Elasticsearch Distributed Search Mechanisms
Elasticsearch has two search types, referred to as search_type:
• query_then_fetch (default) •
dfs_query_then_fetchquery_then_fetch
The execution steps are:
User initiates a search request, which reaches a node in the cluster.
The query is sent to all relevant shard partitions.
Each shard independently executes the query, performs sorting and pagination, and scores using the shard's own Local term/document frequencies.
Each shard returns only metadata (e.g., _id and _score) to the coordinating node.
The coordinating node merges the shard results, re‑sorts, paginates, and selects the final result documents (metadata only).
Based on the metadata, the coordinating node fetches the full document data from the appropriate shards on disk.
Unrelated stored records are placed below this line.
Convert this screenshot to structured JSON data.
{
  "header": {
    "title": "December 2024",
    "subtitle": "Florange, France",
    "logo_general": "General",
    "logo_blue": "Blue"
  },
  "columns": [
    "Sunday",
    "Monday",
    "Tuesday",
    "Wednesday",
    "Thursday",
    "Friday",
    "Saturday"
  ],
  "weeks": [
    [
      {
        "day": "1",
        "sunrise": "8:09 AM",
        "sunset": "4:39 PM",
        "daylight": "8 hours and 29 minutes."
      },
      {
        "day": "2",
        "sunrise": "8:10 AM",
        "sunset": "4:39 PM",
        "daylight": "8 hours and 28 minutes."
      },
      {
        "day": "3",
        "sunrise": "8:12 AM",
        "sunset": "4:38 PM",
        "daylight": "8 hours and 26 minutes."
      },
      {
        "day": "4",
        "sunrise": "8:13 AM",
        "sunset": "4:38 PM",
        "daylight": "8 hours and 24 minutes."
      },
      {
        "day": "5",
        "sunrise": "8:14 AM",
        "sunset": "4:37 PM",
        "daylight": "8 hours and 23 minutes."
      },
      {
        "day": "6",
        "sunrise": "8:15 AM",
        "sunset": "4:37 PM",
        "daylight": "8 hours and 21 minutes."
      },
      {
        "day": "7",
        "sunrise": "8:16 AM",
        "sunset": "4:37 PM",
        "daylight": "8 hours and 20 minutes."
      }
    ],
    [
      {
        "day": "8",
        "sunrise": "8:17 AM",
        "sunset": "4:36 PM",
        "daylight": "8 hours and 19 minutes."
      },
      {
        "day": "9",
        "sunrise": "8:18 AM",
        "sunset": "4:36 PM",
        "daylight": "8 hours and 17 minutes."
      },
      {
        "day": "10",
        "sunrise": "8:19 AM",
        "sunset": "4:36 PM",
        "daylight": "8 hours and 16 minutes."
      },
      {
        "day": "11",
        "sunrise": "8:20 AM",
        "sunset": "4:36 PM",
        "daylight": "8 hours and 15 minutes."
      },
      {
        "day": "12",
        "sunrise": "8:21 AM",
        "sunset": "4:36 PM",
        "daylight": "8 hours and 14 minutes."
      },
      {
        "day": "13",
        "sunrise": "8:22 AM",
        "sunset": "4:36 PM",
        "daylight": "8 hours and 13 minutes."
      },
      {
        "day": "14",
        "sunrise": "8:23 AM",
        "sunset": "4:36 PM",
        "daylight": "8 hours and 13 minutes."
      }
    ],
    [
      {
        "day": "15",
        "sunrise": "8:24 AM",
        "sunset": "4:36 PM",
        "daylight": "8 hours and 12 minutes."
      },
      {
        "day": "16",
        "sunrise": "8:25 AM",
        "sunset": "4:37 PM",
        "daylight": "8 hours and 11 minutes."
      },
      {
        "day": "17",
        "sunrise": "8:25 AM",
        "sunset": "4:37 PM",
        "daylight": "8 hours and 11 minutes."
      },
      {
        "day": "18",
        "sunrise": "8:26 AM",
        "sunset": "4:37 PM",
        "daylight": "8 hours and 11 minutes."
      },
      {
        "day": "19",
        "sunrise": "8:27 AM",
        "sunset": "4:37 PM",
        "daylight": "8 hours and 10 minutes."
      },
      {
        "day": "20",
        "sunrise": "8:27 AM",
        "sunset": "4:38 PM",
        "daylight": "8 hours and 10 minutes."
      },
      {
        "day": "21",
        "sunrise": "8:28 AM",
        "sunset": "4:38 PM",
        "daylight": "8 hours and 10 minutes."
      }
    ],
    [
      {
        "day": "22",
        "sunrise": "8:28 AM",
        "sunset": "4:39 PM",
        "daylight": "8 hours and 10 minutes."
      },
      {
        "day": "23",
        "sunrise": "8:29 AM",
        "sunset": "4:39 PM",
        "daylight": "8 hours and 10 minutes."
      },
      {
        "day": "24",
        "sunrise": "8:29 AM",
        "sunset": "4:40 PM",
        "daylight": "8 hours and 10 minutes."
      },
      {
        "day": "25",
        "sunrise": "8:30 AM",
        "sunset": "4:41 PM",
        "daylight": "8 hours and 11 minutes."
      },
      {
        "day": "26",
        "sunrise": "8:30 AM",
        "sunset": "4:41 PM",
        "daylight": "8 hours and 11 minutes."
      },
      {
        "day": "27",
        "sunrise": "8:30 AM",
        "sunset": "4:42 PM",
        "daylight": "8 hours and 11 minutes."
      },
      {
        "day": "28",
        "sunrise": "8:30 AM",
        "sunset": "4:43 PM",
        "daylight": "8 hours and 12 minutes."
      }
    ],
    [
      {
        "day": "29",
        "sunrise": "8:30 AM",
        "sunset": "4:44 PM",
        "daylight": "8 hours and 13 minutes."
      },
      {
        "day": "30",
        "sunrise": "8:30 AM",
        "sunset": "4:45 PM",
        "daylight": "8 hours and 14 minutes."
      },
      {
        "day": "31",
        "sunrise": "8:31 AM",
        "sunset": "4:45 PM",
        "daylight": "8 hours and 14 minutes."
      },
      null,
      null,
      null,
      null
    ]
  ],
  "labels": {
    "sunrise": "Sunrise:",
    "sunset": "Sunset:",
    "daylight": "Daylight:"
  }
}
The detailed document data is assembled and returned to the user.
Drawback: Because each shard scores using its own term frequencies rather than global frequencies, uneven data distribution can cause scoring bias and affect relevance.
dfs_query_then_fetch
The dfs_query_then_fetch mechanism is similar to query_then_fetch but differs in two key ways:
User initiates a search request to a node in the cluster.
A preliminary phase gathers global term/document frequencies from all shards.
The query is then sent to all relevant shards.
Each shard executes the query independently, using Global term/document frequencies for scoring.
Shards return only metadata (e.g., _id and _score) to the coordinating node.
The coordinating node merges, sorts, paginates, and selects the final result documents (metadata only).
Based on the metadata, the coordinating node fetches the full document data from the appropriate shards.
The detailed documents are assembled and returned to the user.
Drawback: This method consumes more resources and is generally not recommended unless global scoring is essential.
Tips
Although Elasticsearch offers two search types, the default query_then_fetch is usually sufficient.
For modest data volumes (e.g., 20‑50 GB), configuring a single primary shard per index can simplify searching.
When the document source is not needed, setting _source: false avoids unnecessary network and disk I/O.
Deep pagination (e.g., using from + size to retrieve the last 10 records of the first 10 k) can be resource‑intensive because each shard processes up to the requested size before the coordinating node merges and sorts the results.